Si tenemos en cuenta que la naturaleza ha tardado millones de años en configurar a los seres vivos que pueblan la tierra y las especies que mejor han logrado adaptarse al entorno son las que han sobrevivido, el vuelo de los animales debe poseer unas cualidades extraordinarias, aunque que en muchos aspectos las desconozcamos.
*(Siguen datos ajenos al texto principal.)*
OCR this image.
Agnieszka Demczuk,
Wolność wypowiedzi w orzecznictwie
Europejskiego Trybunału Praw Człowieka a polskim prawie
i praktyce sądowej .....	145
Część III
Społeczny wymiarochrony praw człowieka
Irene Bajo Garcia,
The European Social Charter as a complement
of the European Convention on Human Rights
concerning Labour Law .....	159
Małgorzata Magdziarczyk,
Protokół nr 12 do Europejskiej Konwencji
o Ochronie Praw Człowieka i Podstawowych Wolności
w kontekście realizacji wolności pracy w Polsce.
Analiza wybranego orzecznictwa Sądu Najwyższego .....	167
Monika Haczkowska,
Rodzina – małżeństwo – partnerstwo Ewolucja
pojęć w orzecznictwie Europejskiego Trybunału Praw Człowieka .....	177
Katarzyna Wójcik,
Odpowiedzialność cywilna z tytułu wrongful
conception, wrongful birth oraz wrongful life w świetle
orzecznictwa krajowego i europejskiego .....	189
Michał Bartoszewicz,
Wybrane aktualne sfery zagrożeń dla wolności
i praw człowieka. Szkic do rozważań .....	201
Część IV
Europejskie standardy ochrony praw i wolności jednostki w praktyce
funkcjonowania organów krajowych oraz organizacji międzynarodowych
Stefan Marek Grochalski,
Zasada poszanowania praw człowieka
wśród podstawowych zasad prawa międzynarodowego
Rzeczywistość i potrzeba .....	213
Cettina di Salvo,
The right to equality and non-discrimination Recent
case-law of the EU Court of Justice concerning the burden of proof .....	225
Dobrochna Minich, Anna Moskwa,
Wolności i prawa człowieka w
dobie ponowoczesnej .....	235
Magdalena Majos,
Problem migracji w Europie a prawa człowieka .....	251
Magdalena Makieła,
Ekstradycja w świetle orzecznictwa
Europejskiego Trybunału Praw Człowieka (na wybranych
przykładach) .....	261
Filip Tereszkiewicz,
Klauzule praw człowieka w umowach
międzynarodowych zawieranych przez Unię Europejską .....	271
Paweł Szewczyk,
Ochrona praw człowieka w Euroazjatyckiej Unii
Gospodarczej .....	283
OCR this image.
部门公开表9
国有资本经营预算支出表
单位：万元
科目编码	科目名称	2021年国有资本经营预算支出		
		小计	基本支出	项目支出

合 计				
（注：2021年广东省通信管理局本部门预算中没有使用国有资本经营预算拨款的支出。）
Quizá la primera lección aeronáutica que nos da la naturaleza es que los animales grandes no deben volar. Lo hacían gigantescos pterosaurios cuyo peso rondaba los 200 kilogramos, como el Quetzalcoatlus, cuyas alas medían de punta a punta alrededor de 12 metros, pero desaparecieron hace ya millones de años. En total se estima que unas 140-200 especies de pterosaurios diferentes volaban, con alas cuya envergadura oscilaba entre la decena de metros del Quetzalcoatlus y unos pocos centímetros.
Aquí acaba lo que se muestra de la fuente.